The deep blue gravity of Natalie Mering’s voice remains Weyes Blood’s focal point on her latest album. Front Row Seat to Earth, though, turns down some of the lonely static and tape warp of previous full length The Innocents and finds a broader folk balladry imbued with Laurel Canyon breeze that’s still tempered by contemporary turmoil.
Weyes Blood’s Cardamom Times EP from last year was a bridge both chronological and stylistic between long players. A step toward the intimate clarity of Front Row Seat to Earth, it still didn’t foretell the use of more ambitious instrumentation on “Diary”, “Used to Be” and “Do You Need My Love”, embellished with brass, wire and ivory. Mering counterweights the classic touches with ambient drone here and electronic manipulation there.
Along with the EP, this is the second record cover in a row that has Mering reposing in a landscape where soil and water mingle. Calling a cycle of psychically scarred love songs Front Row Seat to Earth teases parallels between natural and interpersonal ecologies; love in a life out of balance, the bio-dome of a relationship and the tightening boundaries of a planet once seemingly without end. The Innocents connected broad and individual issues in songs like “Land of Broken Dreams”, but here they are entwined.

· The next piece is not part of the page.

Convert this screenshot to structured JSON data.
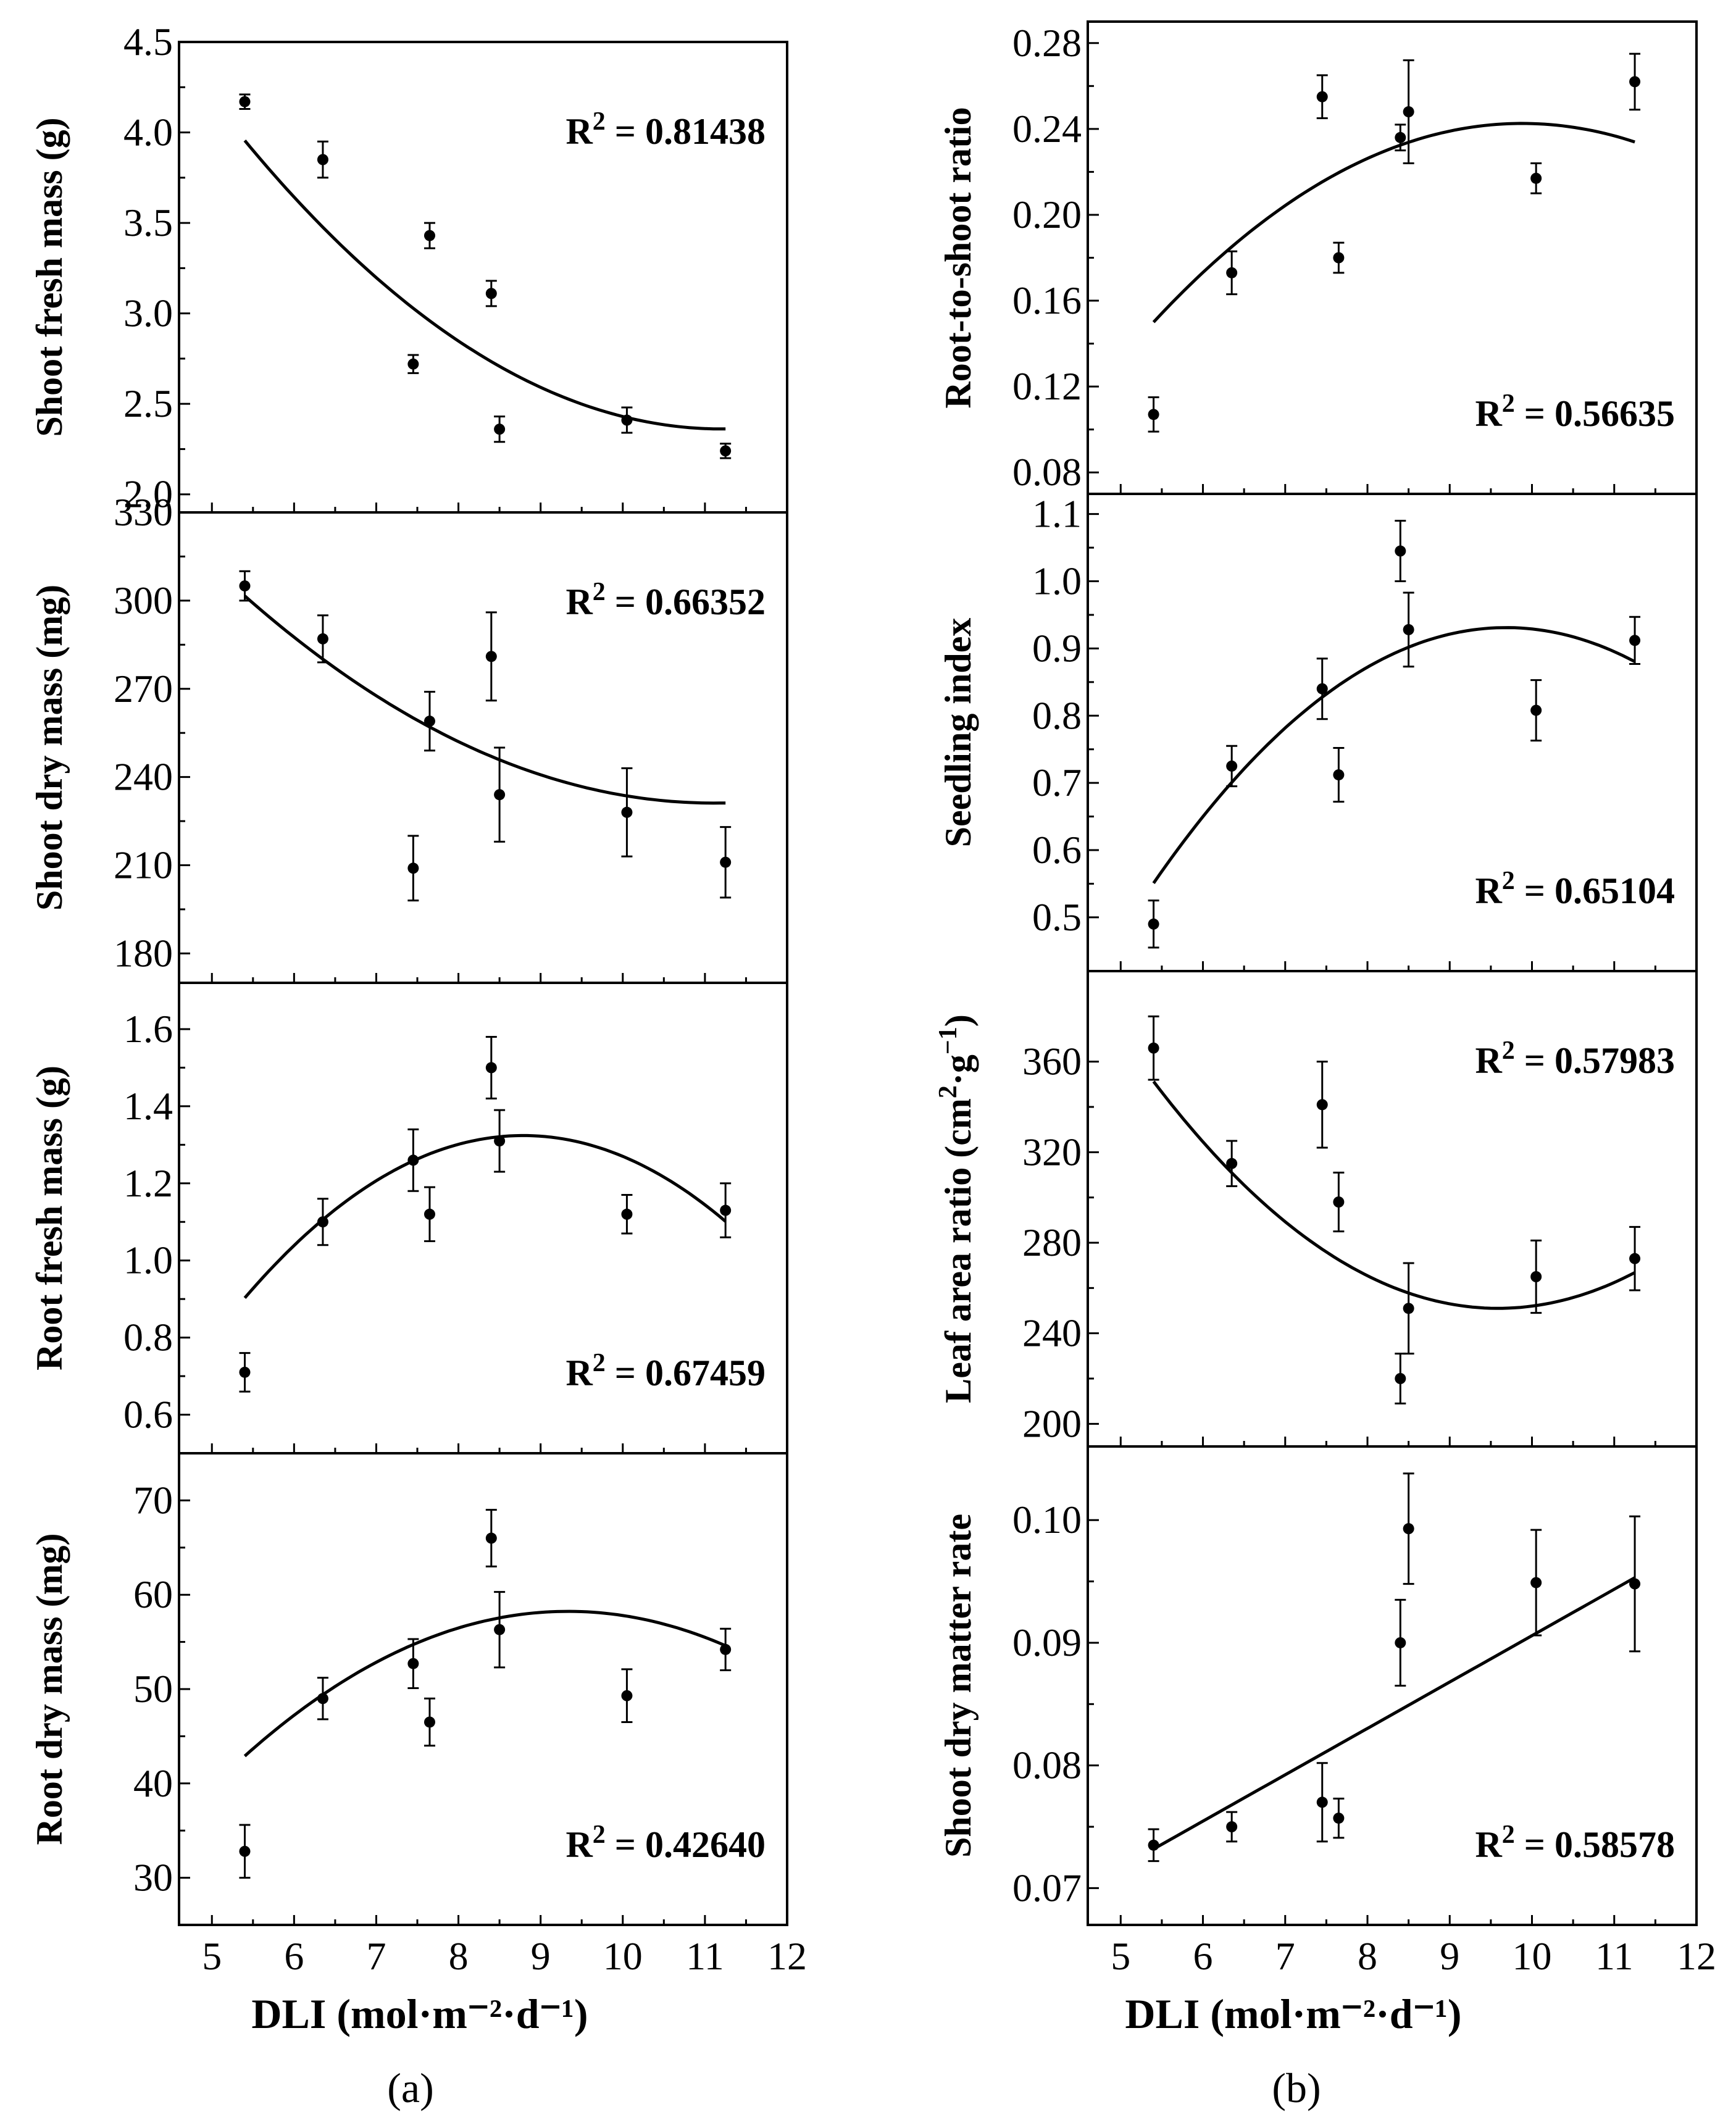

“Goin’ to see end of days / I’ve been hanging / On my phone all day / And the fear goes away / I might not need to stay / On this sinking ship for long”, begins “Generation Why”. That could be a film she’s heading to, and maybe the sinking ship is fading romance, or perhaps that titular chair faces directly into the abyss of irreversible climate change or another global catastrophe. The finale, “Front Row Seat”, a collage of orchestra, theater, and movie sounds, returns to the idea that we’re all both audience and active participant.